The Sirens

“It is strange and beautiful that Homer should make the Sirens appeal to the spirit and not to the flesh”Jane Ellen Harrison.

I’m interested in the hybrid form, particularly in the half human and half animal characters that are often featured through Greek mythology. For me the hybrid form symbolises the crazy tug of war between the human conscious and the animal instinct that exists in all of us.

In Greek mythology, the Sirens are creatures with women’s heads, birds feet and feathers. I chose the heron to represent the bird of the other half because of all of the herons that are around my new location in Kinsale. The three singing Sirens, Peisinoe and Thelxepeia and Aglaope were daughters of Earth and their beautiful fatal voices and musical instruments enchanted all who sailed by. Rather then the sound of the melody, what was more important was their words which promised whoever listened wisdom and foreknowledge of all future happenings. The term ‘Siren song’ refers to an interest that is hard to resist but that if heeded will lead to a bad result. If some passer by heard their singing and escaped then the Sirens were fated to die.

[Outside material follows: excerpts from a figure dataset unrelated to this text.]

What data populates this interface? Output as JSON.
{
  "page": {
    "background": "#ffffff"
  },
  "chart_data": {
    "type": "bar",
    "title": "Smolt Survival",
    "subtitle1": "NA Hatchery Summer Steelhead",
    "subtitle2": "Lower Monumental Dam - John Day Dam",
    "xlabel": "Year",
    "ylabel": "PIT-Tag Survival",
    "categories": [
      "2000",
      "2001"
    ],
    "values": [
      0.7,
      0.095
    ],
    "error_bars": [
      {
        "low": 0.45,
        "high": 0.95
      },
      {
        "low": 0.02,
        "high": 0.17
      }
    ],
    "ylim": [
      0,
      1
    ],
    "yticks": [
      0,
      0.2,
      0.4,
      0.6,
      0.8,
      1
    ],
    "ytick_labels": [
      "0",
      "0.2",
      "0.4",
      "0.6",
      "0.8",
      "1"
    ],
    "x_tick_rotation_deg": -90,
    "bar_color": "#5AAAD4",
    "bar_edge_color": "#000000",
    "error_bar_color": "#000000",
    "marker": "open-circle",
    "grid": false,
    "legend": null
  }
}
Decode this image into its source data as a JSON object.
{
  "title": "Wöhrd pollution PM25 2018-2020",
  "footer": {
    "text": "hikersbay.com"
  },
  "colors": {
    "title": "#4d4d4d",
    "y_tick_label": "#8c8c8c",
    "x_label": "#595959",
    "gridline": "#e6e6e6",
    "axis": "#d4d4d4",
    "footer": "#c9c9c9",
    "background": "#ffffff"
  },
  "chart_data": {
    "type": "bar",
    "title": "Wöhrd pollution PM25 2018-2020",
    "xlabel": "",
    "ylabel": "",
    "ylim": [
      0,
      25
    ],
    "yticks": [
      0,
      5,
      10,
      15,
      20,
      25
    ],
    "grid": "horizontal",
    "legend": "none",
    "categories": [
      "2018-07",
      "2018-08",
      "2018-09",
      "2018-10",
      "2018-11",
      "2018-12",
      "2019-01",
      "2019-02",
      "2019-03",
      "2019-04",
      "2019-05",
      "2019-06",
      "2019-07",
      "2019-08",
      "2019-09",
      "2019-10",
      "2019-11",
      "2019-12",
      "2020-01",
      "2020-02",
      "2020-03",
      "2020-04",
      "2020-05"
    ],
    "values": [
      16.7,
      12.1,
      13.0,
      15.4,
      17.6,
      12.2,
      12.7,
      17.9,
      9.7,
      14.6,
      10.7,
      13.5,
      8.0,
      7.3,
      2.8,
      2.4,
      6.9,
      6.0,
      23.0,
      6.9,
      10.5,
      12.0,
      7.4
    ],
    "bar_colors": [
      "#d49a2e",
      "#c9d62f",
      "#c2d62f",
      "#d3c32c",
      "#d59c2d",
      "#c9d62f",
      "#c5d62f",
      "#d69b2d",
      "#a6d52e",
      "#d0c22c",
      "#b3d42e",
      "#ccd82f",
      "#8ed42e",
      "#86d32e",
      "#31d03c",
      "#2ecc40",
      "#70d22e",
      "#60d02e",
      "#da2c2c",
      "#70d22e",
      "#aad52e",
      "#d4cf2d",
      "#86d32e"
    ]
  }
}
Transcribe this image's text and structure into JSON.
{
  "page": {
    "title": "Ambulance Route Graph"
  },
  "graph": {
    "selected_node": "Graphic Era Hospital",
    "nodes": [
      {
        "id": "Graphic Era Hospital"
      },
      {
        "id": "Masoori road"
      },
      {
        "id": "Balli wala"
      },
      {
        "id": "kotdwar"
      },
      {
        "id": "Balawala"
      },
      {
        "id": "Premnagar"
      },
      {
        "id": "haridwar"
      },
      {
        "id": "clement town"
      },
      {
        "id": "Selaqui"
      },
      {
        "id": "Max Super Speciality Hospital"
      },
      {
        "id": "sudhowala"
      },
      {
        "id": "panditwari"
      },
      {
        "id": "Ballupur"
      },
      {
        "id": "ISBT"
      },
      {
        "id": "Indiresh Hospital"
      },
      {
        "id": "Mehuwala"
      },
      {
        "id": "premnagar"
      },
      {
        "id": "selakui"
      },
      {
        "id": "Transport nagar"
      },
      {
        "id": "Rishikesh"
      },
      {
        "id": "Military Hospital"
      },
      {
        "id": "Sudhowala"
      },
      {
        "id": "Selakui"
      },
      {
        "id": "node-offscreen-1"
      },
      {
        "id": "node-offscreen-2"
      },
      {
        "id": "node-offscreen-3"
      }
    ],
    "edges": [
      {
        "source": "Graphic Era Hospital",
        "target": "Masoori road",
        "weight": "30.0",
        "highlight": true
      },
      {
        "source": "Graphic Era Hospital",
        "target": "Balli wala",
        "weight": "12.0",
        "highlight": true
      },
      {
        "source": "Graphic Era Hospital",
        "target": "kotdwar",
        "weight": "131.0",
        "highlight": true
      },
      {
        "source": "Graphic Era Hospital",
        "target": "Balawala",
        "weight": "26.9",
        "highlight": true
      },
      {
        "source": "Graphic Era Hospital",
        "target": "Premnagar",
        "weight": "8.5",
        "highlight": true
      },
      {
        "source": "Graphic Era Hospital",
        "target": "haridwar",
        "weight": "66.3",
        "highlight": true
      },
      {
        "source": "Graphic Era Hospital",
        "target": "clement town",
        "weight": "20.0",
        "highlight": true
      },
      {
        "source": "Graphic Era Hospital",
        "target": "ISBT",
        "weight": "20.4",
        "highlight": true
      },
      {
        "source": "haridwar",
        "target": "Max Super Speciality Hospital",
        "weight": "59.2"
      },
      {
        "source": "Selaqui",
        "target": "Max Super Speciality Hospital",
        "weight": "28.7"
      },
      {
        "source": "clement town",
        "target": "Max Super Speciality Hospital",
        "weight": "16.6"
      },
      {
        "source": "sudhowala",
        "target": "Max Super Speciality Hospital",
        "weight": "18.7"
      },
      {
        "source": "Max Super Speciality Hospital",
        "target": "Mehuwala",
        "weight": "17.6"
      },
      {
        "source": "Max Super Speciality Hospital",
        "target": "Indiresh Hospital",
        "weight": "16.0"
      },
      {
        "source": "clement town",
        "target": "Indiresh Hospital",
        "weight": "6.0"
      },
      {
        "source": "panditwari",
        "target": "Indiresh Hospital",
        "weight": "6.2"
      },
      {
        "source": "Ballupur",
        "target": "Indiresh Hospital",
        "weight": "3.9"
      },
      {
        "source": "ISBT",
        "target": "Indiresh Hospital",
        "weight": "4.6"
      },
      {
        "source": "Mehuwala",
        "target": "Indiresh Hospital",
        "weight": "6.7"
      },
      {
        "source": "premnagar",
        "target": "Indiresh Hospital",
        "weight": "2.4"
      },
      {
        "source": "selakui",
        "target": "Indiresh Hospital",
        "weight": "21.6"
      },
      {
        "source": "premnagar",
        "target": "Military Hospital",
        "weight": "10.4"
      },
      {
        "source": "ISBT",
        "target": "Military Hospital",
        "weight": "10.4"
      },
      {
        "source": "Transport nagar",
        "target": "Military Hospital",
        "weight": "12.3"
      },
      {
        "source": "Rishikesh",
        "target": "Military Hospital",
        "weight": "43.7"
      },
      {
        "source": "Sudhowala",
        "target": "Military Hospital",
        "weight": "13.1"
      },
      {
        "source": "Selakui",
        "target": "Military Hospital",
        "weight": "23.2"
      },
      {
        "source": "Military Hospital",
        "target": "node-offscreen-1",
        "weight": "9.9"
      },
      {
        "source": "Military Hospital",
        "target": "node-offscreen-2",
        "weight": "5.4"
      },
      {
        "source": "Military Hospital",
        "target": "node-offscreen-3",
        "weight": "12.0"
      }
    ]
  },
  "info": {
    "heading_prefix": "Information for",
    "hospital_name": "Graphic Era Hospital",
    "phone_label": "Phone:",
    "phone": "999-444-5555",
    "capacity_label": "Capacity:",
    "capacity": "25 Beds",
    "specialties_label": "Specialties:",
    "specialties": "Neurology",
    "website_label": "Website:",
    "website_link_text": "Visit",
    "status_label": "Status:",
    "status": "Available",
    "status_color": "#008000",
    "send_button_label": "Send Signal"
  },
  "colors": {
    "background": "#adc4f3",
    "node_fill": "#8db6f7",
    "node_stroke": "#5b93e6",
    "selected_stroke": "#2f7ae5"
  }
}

They had been sent on a mission and given wings to find there friend Persaphone who had been abducted. Eventually they had to give up the hunt and settled on the island of Sirenum Scopuli where they lured sailors to the destruction on the rocks around the island with their song.
At one point in their time they had a singing competition with the Muses but the Sirens were defeated and lost the power of flight.

Odysseus sailed by their island but ordered his men to plug their ears with beeswax and tie him to the mast no matter how much he would beg them to release him once he heard their song. They passed by without any of their lives taken and the Sirens flung themselves over the cliff and perished.